If they do get imported, the only thing you should need to do would be to use the action corresponding to Blender's "Apply scale and rotation to Ob data", if there is one, which I do believe.

 

Or instead you could check the NIF and "prepare" it prior to import with the handy NifTools application called "NifSkope". That's what I was talking of when I mentioned the unapplied translation and/or rotation properties of the NiTriShape/Strips node.

 

And if all else fails, you could also use the "head" (or whatever it's called) bone node inside the head's NIF to "re-align" it fittingly to the rest of the armature skeleton. The head's vertices should be positioned exactly the same around the "head" node relatively, whether it's standing alone or at its place inside the skeleton. So rotating the mesh around the bone node (if necessary) and moving it so said node takes its place inside the skeleton armature ("head" node and "head" node align) should, not only in theory, put the head into its proper place as well.

 

Or, another option, just read up the unapplied translation in NifSkope and simply move it about the according number of units inside 3DS Max.

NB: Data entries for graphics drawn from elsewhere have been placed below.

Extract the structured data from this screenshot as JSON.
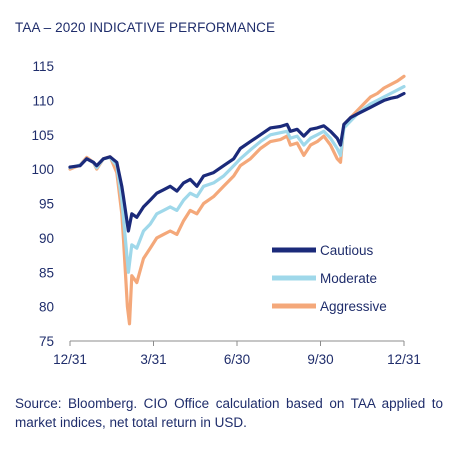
{
  "title": "TAA – 2020 INDICATIVE PERFORMANCE",
  "source": "Source: Bloomberg. CIO Office calculation based on TAA applied to market indices, net total return in USD.",
  "chart_data": {
    "type": "line",
    "title": "TAA – 2020 INDICATIVE PERFORMANCE",
    "xlabel": "",
    "ylabel": "",
    "ylim": [
      75,
      115
    ],
    "yticks": [
      75,
      80,
      85,
      90,
      95,
      100,
      105,
      110,
      115
    ],
    "xlim": [
      0,
      1
    ],
    "xticks": [
      {
        "label": "12/31",
        "x": 0
      },
      {
        "label": "3/31",
        "x": 0.25
      },
      {
        "label": "6/30",
        "x": 0.5
      },
      {
        "label": "9/30",
        "x": 0.75
      },
      {
        "label": "12/31",
        "x": 1.0
      }
    ],
    "grid": false,
    "legend": "right",
    "series": [
      {
        "name": "Cautious",
        "color": "#1b2a7a",
        "points": [
          [
            0,
            100.3
          ],
          [
            0.03,
            100.5
          ],
          [
            0.05,
            101.5
          ],
          [
            0.07,
            101.0
          ],
          [
            0.08,
            100.5
          ],
          [
            0.1,
            101.5
          ],
          [
            0.12,
            101.8
          ],
          [
            0.14,
            101.0
          ],
          [
            0.155,
            97.5
          ],
          [
            0.16,
            96.0
          ],
          [
            0.175,
            91.0
          ],
          [
            0.185,
            93.5
          ],
          [
            0.2,
            93.0
          ],
          [
            0.22,
            94.5
          ],
          [
            0.24,
            95.5
          ],
          [
            0.26,
            96.5
          ],
          [
            0.28,
            97.0
          ],
          [
            0.3,
            97.5
          ],
          [
            0.32,
            96.8
          ],
          [
            0.34,
            98.0
          ],
          [
            0.36,
            98.5
          ],
          [
            0.38,
            97.5
          ],
          [
            0.4,
            99.0
          ],
          [
            0.43,
            99.5
          ],
          [
            0.46,
            100.5
          ],
          [
            0.49,
            101.5
          ],
          [
            0.51,
            103.0
          ],
          [
            0.54,
            104.0
          ],
          [
            0.57,
            105.0
          ],
          [
            0.6,
            106.0
          ],
          [
            0.63,
            106.2
          ],
          [
            0.65,
            106.5
          ],
          [
            0.66,
            105.5
          ],
          [
            0.68,
            105.8
          ],
          [
            0.7,
            104.8
          ],
          [
            0.72,
            105.8
          ],
          [
            0.74,
            106.0
          ],
          [
            0.76,
            106.3
          ],
          [
            0.78,
            105.5
          ],
          [
            0.8,
            104.5
          ],
          [
            0.81,
            103.5
          ],
          [
            0.82,
            106.5
          ],
          [
            0.84,
            107.5
          ],
          [
            0.86,
            108.0
          ],
          [
            0.88,
            108.5
          ],
          [
            0.9,
            109.0
          ],
          [
            0.92,
            109.5
          ],
          [
            0.94,
            110.0
          ],
          [
            0.96,
            110.3
          ],
          [
            0.98,
            110.5
          ],
          [
            1.0,
            111.0
          ]
        ]
      },
      {
        "name": "Moderate",
        "color": "#9fd8ea",
        "points": [
          [
            0,
            100.2
          ],
          [
            0.03,
            100.6
          ],
          [
            0.05,
            101.5
          ],
          [
            0.07,
            101.0
          ],
          [
            0.08,
            100.2
          ],
          [
            0.1,
            101.5
          ],
          [
            0.12,
            101.7
          ],
          [
            0.14,
            100.5
          ],
          [
            0.155,
            95.5
          ],
          [
            0.16,
            93.0
          ],
          [
            0.175,
            85.0
          ],
          [
            0.185,
            89.0
          ],
          [
            0.2,
            88.5
          ],
          [
            0.22,
            91.0
          ],
          [
            0.24,
            92.0
          ],
          [
            0.26,
            93.5
          ],
          [
            0.28,
            94.0
          ],
          [
            0.3,
            94.5
          ],
          [
            0.32,
            94.0
          ],
          [
            0.34,
            95.5
          ],
          [
            0.36,
            96.5
          ],
          [
            0.38,
            96.0
          ],
          [
            0.4,
            97.5
          ],
          [
            0.43,
            98.0
          ],
          [
            0.46,
            99.0
          ],
          [
            0.49,
            100.5
          ],
          [
            0.51,
            101.5
          ],
          [
            0.54,
            102.8
          ],
          [
            0.57,
            104.0
          ],
          [
            0.6,
            105.0
          ],
          [
            0.63,
            105.3
          ],
          [
            0.65,
            105.5
          ],
          [
            0.66,
            104.5
          ],
          [
            0.68,
            104.8
          ],
          [
            0.7,
            103.5
          ],
          [
            0.72,
            104.5
          ],
          [
            0.74,
            105.0
          ],
          [
            0.76,
            105.5
          ],
          [
            0.78,
            104.5
          ],
          [
            0.8,
            103.0
          ],
          [
            0.81,
            102.0
          ],
          [
            0.82,
            106.0
          ],
          [
            0.84,
            107.0
          ],
          [
            0.86,
            108.0
          ],
          [
            0.88,
            108.8
          ],
          [
            0.9,
            109.5
          ],
          [
            0.92,
            110.0
          ],
          [
            0.94,
            110.5
          ],
          [
            0.96,
            111.0
          ],
          [
            0.98,
            111.5
          ],
          [
            1.0,
            112.0
          ]
        ]
      },
      {
        "name": "Aggressive",
        "color": "#f4a87a",
        "points": [
          [
            0,
            100.0
          ],
          [
            0.03,
            100.6
          ],
          [
            0.05,
            101.7
          ],
          [
            0.07,
            101.0
          ],
          [
            0.08,
            100.0
          ],
          [
            0.1,
            101.5
          ],
          [
            0.12,
            101.8
          ],
          [
            0.14,
            99.5
          ],
          [
            0.155,
            93.5
          ],
          [
            0.16,
            90.0
          ],
          [
            0.172,
            80.0
          ],
          [
            0.178,
            77.5
          ],
          [
            0.185,
            84.5
          ],
          [
            0.2,
            83.5
          ],
          [
            0.22,
            87.0
          ],
          [
            0.24,
            88.5
          ],
          [
            0.26,
            90.0
          ],
          [
            0.28,
            90.5
          ],
          [
            0.3,
            91.0
          ],
          [
            0.32,
            90.5
          ],
          [
            0.34,
            92.5
          ],
          [
            0.36,
            94.0
          ],
          [
            0.38,
            93.5
          ],
          [
            0.4,
            95.0
          ],
          [
            0.43,
            96.0
          ],
          [
            0.46,
            97.5
          ],
          [
            0.49,
            99.0
          ],
          [
            0.51,
            100.5
          ],
          [
            0.54,
            101.5
          ],
          [
            0.57,
            103.0
          ],
          [
            0.6,
            104.0
          ],
          [
            0.63,
            104.3
          ],
          [
            0.65,
            104.8
          ],
          [
            0.66,
            103.5
          ],
          [
            0.68,
            103.8
          ],
          [
            0.7,
            102.0
          ],
          [
            0.72,
            103.5
          ],
          [
            0.74,
            104.0
          ],
          [
            0.76,
            104.8
          ],
          [
            0.78,
            103.5
          ],
          [
            0.8,
            101.5
          ],
          [
            0.81,
            101.0
          ],
          [
            0.82,
            106.5
          ],
          [
            0.84,
            107.5
          ],
          [
            0.86,
            108.5
          ],
          [
            0.88,
            109.5
          ],
          [
            0.9,
            110.5
          ],
          [
            0.92,
            111.0
          ],
          [
            0.94,
            111.8
          ],
          [
            0.96,
            112.3
          ],
          [
            0.98,
            112.8
          ],
          [
            1.0,
            113.5
          ]
        ]
      }
    ]
  }
}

I did that for the heads of the humanoid bodies several times in the past I recall. It wasn't perfectly aligning, due to me not calculating the perfect value but approximating it instead, but I needed the head only for reference, so it was good enough for me.

 

I hope it helps (any of these). :sweat:

 

edit: Scratch the first. Having an unapplied translation would mean the head already is at its proper place after import, which, as we all know, is not the case. My bad.